On That Day, Everybody Ate: One Woman’s Story of Hope and Possibility in Haiti by Margaret Trost.
Koa Books, Kihei, Hawai’i, 2008.
Non-fiction/memoir, 143 pages. n
The story of Margaret Trost’s experiences with Haiti which led to her developing a charity to feed and aid children in partnership with a parish there.
Although I’m trying to focus on Africa this year, I went down a rabbit hole because I got interested in Haiti after seeing Rebecca’s Caribbean reading goal. I’ve seen lots of books around about the earthquake and have even read a few, but I really wanted to read books written before 2010.
After some scrounging in various libraries, I came up with three titles and decided to read this one first. To be honest, I didn’t expect to like this at all. I’ve grown leery of “white person encounters foreign culture” stories because so many of them are astoundingly poorly done. However, this book grew on me and was even a passable read.
Trost divides the book up according to the various trips she took to Haiti. It instantly took a deeper turn than I’d expected, as her husband very suddenly died in his thirties and she was left to care for their son alone. Her deep grief and search for meaning in her life led her to volunteer in Haiti.
On that short-term mission, she found herself visiting a Catholic church (St. Clare) filled with hope and a warm community despite desperate poverty. The first section covers that first short trip and how she got involved with the meal ministry (which is not what she was there to do on her volunteer trip). This is a pretty typical privileged-person-wakes-up scenario, but Trost does describe several scenes in vivid detail.
The second trip, with her brother, has far more content. Father Gerry finds a way to make use of everyone’s gifts and talents, and Trost gets her first close look at the meal program she’s been collecting donations to support. Cultural learning is happening everywhere she goes, and her experiences start to feel a little more authentic to Haiti.
Trost’s third visit to Haiti is her son’s first, and it occurs only two months after her second visit. She’s starting to feel more comfortable navigating both the country and the culture.

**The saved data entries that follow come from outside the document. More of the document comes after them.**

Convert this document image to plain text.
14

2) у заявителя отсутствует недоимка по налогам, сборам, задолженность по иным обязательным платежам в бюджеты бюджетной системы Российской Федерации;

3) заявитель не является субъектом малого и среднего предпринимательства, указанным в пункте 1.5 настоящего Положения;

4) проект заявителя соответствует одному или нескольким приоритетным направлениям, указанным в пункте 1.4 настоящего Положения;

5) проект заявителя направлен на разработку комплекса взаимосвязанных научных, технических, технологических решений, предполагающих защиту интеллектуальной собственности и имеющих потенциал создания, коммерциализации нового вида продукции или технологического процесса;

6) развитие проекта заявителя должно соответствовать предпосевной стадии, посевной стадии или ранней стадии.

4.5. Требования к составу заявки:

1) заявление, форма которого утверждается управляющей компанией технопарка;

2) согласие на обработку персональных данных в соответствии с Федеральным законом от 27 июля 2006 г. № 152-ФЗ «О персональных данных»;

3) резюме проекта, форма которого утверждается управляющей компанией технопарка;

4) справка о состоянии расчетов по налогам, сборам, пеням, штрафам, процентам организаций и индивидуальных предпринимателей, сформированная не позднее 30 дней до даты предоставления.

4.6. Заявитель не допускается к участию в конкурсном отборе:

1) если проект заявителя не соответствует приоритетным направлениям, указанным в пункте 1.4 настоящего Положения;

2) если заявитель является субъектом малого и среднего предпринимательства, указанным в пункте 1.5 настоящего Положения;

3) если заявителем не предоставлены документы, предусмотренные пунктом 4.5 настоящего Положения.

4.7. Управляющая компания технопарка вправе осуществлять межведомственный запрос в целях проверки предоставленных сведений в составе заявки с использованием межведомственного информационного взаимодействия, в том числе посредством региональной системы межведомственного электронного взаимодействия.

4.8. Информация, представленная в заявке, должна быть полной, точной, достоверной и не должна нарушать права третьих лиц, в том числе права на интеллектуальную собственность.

Both are new to her son, but he is also able to adjust to Haitian life much more easily.
Something that made me uncomfortable with this was how it touched on the savior/colonialist mentality. Trost brings her son to Haiti so he can benefit from seeing a different culture and learn to appreciate all he has. But what he is bringing to Haiti is mostly material goods. In other areas Trost was more able to critique her own current or past view, but she seemed blind in this aspect.
The fourth visit felt more equitable. Trost and her son Luke spend an entire summer in Haiti. She focuses more on learning Creole, and he fits in to the community. At this point she is also realistically overwhelmed with the scope of the problem and the amount of responsibility now on her shoulders, but with the community’s encouragement she is ready to press on.
This book ends with that visit. An epilogue tells about some of her many subsequent visits and the difficulties that Haiti and the community she works with faced between 2001 (the time of that last visit) and 2008 (when the book was published).
On That Day, Everybody Ate is a memoir. While there is a lot of information about Haiti and particular people Trost got to know or worked with, it’s ultimately her personal story of growth and transformation through visits to Haiti. That’s why my impression before reading it was so low. But this was better than I expected. If you’re interested in American non-profit work in Haiti, you might like to read this. There’s more information (and you can buy an updated post-earthquake book) at the foundation’s website.